We’re entering dangerous territory with the terms “financial planner” and “financial adviser” set to be enshrined in legislation. This week, legislation entered Parliament that will enshrine both terms and thereby restrict their usage. In a nutshell, only people who are properly licensed to provide personal financial advice to retail clients, or who operate with the proper authority of a licensee, will be legally allowed to use either term.
The AFA and the FPA hailed the move as, respectively, a win for consumers and a step towards professionalising an industry. But it may not actually be either of those things.
What if, in fact, enshrining the terms only serves to give an unscrupulous operator an opportunity to promote the idea that they’re some how “endorsed” by the government?
There are still some practices in the financial planning space that need closer attention. The Future of Financial Advice (FoFA) reforms are a good start in sorting out the most egregious issues, no doubt; and codes of professional practice that build upon the legal minimums are to be welcomed as another good step.
Action stations
But there’s nothing in law, nor in any existing codes of practice, that prevents a financial planner from charging asset-based fees (or continuing to receive trails on books of grandfathered business), or receiving commission on insurance and lending business.
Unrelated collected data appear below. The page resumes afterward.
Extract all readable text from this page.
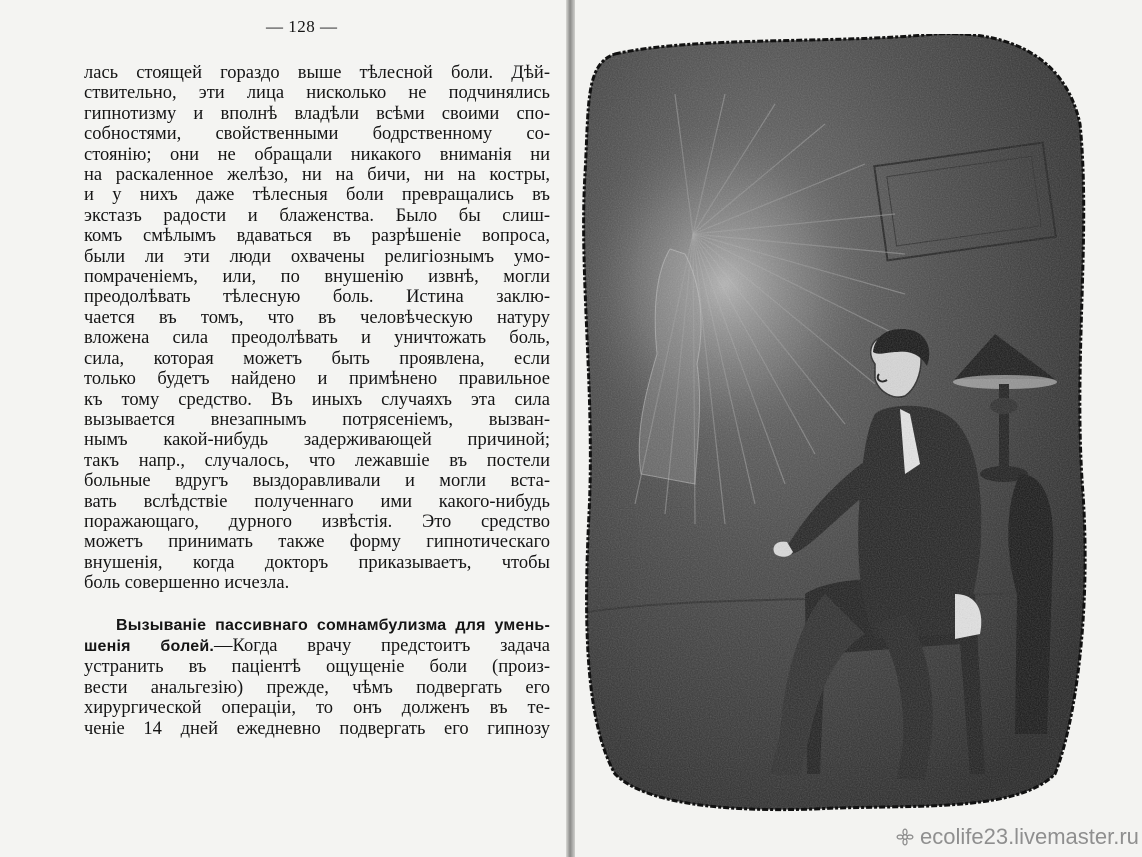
— 128 —
лась стоящей гораздо выше тѣлесной боли. Дѣй-
ствительно, эти лица нисколько не подчинялись
гипнотизму и вполнѣ владѣли всѣми своими спо-
собностями, свойственными бодрственному со-
стоянію; они не обращали никакого вниманія ни
на раскаленное желѣзо, ни на бичи, ни на костры,
и у нихъ даже тѣлесныя боли превращались въ
экстазъ радости и блаженства. Было бы слиш-
комъ смѣлымъ вдаваться въ разрѣшеніе вопроса,
были ли эти люди охвачены религіознымъ умо-
помраченіемъ, или, по внушенію извнѣ, могли
преодолѣвать тѣлесную боль. Истина заклю-
чается въ томъ, что въ человѣческую натуру
вложена сила преодолѣвать и уничтожать боль,
сила, которая можетъ быть проявлена, если
только будетъ найдено и примѣнено правильное
къ тому средство. Въ иныхъ случаяхъ эта сила
вызывается внезапнымъ потрясеніемъ, вызван-
нымъ какой-нибудь задерживающей причиной;
такъ напр., случалось, что лежавшіе въ постели
больные вдругъ выздоравливали и могли вста-
вать вслѣдствіе полученнаго ими какого-нибудь
поражающаго, дурного извѣстія. Это средство
можетъ принимать также форму гипнотическаго
внушенія, когда докторъ приказываетъ, чтобы
боль совершенно исчезла.
Вызываніе пассивнаго сомнамбулизма для умень-
шенія болей.—Когда врачу предстоитъ задача
устранить въ паціентѣ ощущеніе боли (произ-
вести анальгезію) прежде, чѣмъ подвергать его
хирургической операціи, то онъ долженъ въ те-
ченіе 14 дней ежедневно подвергать его гипнозу
ecolife23.livemaster.ru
These are conflicted forms of remuneration. They’re conflicted for one very clear reason: they require a particular action by the planner.
For example, if planners are paid asset-based fees, then they must aggregate client funds in such a way that enables such “fees” to be applied. (Let’s set aside for a moment the semantic distinctions between “asset-based fee” and “commission”.)
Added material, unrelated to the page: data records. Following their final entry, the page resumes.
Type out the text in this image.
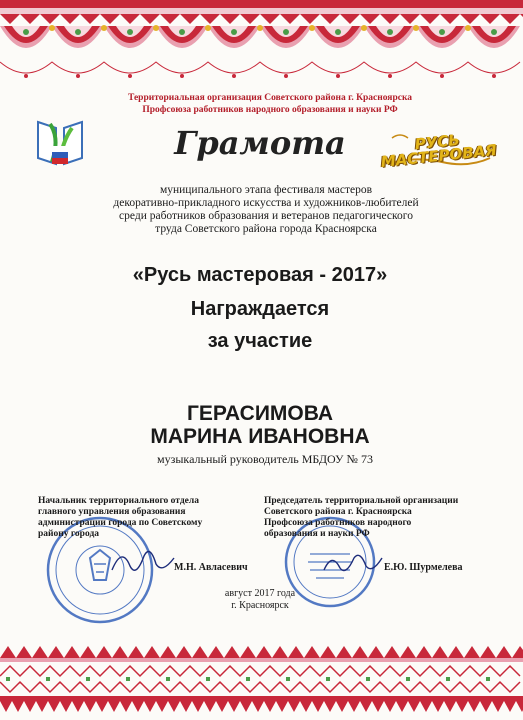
Территориальная организация Советского района г. Красноярска
Профсоюза работников народного образования и науки РФ
Грамота	РУСЬ МАСТЕРОВАЯ
муниципального этапа фестиваля мастеров
декоративно-прикладного искусства и художников-любителей
среди работников образования и ветеранов педагогического
труда Советского района города Красноярска
«Русь мастеровая - 2017»
Награждается
за участие
ГЕРАСИМОВА
МАРИНА ИВАНОВНА
музыкальный руководитель МБДОУ № 73
Начальник территориального отдела
главного управления образования
администрации города по Советскому
району города
М.Н. Авласевич
Председатель территориальной организации
Советского района г. Красноярска
Профсоюза работников народного
образования и науки РФ
Е.Ю. Шурмелева
август 2017 года
г. Красноярск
If planners are paid by commission for selling life insurance or mortgages, then they must sell life insurance or mortgage products in order to be paid.
In either case, the planner is paid only if they do a specific thing. Neither structure contemplates a situation where the best advice might be to do nothing, or to do something that does not involve buying insurance, a mortgage or aggregating funds for investment.
Winners or losers?
It’s already illegal for a financial planner or a financial adviser – however defined – to use the terms “impartial”, “independent” or “unbiased” if they receive:
• commissions, apart from commissions that are rebated in full to the client;
• forms of remuneration calculated on the basis of the volume of business placed with an issuer of a financial product; or
• “other gifts or benefits” from an issuer of a financial product which may reasonably be expected to influence the person.
Without doubt the best interests of consumers and professionals would be served if no “financial planner” or “financial adviser” were anything but impartial, unbiased and independent.
None of this will change under FoFA. Enshrining the terms “financial planner” and “financial adviser” in legislation won’t change it, and may only serve to give consumers misleading impression.
Enshrining the terms in legislation isn’t necessarily a win for consumers, because people with the FoFA “seal of approval”, as it were, can still receive conflicted remuneration; and it’s not a win for professionalism, for exactly the same reason.